MICALE, TITE E A HONRA AO MÉRITO

Por Dassler Marques

Ter os melhores profissionais nos melhores postos deveria ser algo óbvio. Mas, no futebol daqui, em especial na CBF, quase nunca funcionou dessa maneira. A onda positiva que sopra sobre a seleção brasileira, com Tite e Rogério Micale, tem a ver com uma meritocracia alcançada por linhas extremamente tortas.

O Brasil abre a disputa dos Jogos Olímpicos nesta semana com o quase celebrado Micale no banco de reservas. O que só ocorreu por uma conjunção de fatores absolutamente circunstancial. Quando o treinador recém chegara à CBF, houve um esforço coletivo liderado pelo ex-diretor Gilmar Rinaldi para que Dunga aceitasse o time sub-23.
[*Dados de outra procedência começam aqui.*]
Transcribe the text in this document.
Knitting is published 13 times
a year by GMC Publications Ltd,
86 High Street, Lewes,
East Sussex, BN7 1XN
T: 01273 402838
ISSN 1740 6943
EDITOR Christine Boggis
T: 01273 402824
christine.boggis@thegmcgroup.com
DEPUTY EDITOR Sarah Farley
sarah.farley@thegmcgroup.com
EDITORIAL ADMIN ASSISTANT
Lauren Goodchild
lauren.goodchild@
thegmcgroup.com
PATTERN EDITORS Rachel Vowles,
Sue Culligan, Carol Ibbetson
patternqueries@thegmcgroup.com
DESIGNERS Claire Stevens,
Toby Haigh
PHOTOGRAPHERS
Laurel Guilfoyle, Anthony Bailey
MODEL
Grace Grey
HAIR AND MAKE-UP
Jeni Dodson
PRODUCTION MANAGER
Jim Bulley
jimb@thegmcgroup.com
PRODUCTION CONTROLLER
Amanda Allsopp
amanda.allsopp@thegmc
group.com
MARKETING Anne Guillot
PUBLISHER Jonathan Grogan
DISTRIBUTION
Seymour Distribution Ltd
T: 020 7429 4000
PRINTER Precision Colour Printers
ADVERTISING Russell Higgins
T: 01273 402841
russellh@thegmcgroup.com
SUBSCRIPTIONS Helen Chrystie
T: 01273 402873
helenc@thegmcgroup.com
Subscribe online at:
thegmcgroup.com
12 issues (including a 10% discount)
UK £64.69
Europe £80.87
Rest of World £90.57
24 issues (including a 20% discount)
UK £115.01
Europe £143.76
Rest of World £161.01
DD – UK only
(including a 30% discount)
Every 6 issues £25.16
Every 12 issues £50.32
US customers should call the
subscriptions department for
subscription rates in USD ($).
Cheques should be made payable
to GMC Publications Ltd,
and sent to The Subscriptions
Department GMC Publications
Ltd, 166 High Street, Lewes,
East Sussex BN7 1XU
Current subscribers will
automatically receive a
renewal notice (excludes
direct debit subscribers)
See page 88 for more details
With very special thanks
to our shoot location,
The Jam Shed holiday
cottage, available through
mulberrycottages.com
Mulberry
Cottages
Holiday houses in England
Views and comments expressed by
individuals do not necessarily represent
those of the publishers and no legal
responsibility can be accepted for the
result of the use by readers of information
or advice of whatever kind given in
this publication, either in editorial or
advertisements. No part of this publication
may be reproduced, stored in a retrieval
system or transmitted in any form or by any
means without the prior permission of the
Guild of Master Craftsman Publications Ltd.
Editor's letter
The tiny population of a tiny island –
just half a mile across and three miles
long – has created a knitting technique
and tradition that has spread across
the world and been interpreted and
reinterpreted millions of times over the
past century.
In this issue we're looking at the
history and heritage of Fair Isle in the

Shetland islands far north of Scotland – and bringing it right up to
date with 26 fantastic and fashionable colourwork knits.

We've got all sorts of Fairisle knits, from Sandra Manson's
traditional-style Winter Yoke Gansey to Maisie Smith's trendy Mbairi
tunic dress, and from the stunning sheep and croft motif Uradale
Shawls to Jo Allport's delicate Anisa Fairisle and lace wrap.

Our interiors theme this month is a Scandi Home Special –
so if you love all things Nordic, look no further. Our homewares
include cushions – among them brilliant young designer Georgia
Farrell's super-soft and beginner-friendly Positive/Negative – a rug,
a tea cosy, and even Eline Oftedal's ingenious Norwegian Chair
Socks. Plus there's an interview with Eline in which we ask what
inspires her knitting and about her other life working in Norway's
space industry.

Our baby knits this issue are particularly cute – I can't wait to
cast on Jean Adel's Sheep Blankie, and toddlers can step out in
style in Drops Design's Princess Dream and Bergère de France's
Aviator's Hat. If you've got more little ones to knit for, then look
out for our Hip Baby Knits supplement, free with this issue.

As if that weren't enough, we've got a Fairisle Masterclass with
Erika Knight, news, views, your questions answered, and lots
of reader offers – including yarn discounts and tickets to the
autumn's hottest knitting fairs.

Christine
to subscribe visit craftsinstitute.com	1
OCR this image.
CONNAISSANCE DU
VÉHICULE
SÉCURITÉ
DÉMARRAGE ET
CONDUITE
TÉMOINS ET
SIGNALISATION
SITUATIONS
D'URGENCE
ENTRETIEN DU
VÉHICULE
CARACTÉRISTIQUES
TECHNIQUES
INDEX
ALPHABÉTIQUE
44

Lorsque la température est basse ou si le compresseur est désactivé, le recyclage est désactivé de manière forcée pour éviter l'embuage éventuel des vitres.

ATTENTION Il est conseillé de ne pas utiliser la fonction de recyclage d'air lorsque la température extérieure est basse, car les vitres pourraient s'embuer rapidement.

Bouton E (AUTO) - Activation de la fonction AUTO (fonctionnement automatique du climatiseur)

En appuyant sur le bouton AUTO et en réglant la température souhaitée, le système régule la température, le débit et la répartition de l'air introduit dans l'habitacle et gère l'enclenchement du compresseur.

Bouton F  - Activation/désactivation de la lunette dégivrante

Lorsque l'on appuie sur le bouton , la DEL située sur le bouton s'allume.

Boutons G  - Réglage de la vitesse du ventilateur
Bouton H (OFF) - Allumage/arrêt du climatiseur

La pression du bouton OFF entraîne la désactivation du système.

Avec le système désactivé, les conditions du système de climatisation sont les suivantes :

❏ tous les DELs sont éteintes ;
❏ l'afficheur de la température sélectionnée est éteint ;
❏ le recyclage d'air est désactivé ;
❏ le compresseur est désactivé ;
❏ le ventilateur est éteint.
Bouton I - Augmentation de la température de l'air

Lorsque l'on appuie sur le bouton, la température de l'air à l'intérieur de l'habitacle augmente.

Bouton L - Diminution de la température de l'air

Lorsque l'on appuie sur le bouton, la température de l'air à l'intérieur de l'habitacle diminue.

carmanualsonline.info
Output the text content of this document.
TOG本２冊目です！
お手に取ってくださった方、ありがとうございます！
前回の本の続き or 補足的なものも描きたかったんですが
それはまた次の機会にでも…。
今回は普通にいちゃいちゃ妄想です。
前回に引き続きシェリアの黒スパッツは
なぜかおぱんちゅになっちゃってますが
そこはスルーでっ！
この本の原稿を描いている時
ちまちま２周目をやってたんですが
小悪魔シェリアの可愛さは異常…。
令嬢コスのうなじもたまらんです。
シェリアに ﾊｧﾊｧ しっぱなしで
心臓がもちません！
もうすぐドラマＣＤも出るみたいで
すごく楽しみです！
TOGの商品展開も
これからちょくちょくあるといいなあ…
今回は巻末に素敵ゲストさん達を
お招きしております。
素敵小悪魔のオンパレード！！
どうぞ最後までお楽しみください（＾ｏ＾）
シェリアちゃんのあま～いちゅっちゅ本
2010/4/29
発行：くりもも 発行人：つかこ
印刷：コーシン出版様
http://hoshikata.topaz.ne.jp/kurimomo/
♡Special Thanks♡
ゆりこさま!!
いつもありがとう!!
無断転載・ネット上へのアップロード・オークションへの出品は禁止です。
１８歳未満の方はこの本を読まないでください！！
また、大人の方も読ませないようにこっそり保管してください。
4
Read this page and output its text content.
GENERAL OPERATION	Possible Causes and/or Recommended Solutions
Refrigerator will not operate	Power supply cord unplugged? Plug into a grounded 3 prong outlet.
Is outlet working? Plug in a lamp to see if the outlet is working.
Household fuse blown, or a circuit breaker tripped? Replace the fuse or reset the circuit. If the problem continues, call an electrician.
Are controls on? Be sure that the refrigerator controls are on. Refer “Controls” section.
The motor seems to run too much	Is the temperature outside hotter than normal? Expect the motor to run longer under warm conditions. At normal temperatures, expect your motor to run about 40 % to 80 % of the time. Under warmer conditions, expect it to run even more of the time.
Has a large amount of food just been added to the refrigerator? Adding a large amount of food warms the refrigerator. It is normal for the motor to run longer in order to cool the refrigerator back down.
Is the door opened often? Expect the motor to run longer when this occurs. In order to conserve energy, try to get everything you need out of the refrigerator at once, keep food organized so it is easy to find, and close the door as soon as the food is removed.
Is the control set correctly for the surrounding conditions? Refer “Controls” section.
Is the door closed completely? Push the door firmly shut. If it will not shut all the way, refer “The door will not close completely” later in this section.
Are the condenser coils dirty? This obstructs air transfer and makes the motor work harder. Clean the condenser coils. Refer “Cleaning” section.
Na avaliação feita àquele momento, ninguém estava tão apto a suportar a pressão pela medalha de ouro inédita - quantas vezes você já ouviu essa expressão? – quanto Dunga. Como já estamos habituados no futebol brasileiro, aspectos emocionais, subjetivos e até políticos foram colocados à frente da parte técnica para aquela escolha. Já reparou que o problema para um clube em crise é quase sempre “elenco rachado”, “jogadores de sacanagem”, etc? Falta, às vezes, olhar mais para o campo, os treinos, o dia a dia.

Com base nesse espírito, Dunga, sem um mero trabalho convincente por clubes, esteve prestes a ser o único treinador a comandar o Brasil na Copa do Mundo e em duas Olimpíadas. Se seguisse até 2018, então, seriam quatro torneios de grande porte. Mas o fato de ser péssimo nas relações humanas, curiosamente, também ajudou a fritá-lo.

É importante perceber que as limitações técnicas para formar uma equipe de futebol ajudaram nesse processo que deixou o ambiente insustentável.  Não houve tempo hábil para encontrar um substituto até a Olimpíada. Tite, não se sabe se consultado ou não, jamais aceitaria. A vaga caiu no colo de Micale, que fazia trabalho convincente e tinha alguns dos requisitos.

O que ocorre com ele é um processo exatamente contrário do habitual, porque o treinador ganhou apoio por conta de razões meramente técnicas. Até aqui, começou a conquistar jogadores, torcedores e imprensa com ideias arrojadas, métodos avançados e claros... É uma vitória da parte técnica sobre o subjetivo. Honesto e humilde, ainda reconheceu quem é maior do que ele no futebol, como Tite e Neymar.

No futebol, é verdade, trabalhos bem elaborados normalmente são celebrados no início. Há relação com a ideia de céu e inferno, herói e vilão, que marca a forma de se analisar o esporte no Brasil. Mas, tal qual Micale, Tite também navega em uma maré de positividade. Desde Felipão em 2001, e poucas vezes visto na história da amarelinha, um treinador não assumia a seleção com tamanha aprovação.

Os "poréns" que poderiam marcar a escolha, como o fato de Tite ter assinado um manifesto, foram engolidos por Marco Polo Del Nero. Para trocar a estabilidade e os afagos do Corinthians, o treinador ganhou carta branca. A meritocracia, nesse caso, só funcionou porque Tite estava muito acima dos demais concorrentes e a CBF se viu absolutamente fragilizada. Percebeu que só conseguiria algum tipo de agenda positiva em meio a tantos escândalos, justamente, se a seleção brasileira fosse entregue ao profissional que quase todos desejavam ver ali.

Quem se satisfaz em ver os melhores profissionais nos melhores cargos precisa estar contente com o momento raro. Micale, campeão da Copa São Paulo, da Taça BH, da Copa do Brasil Sub-20 e vice-campeão mundial sub-20, tem a oportunidade de justificar a frase ‘honra ao mérito’. Tão presente em medalhas, ela seria sintomática caso o maior objetivo fosse alcançado.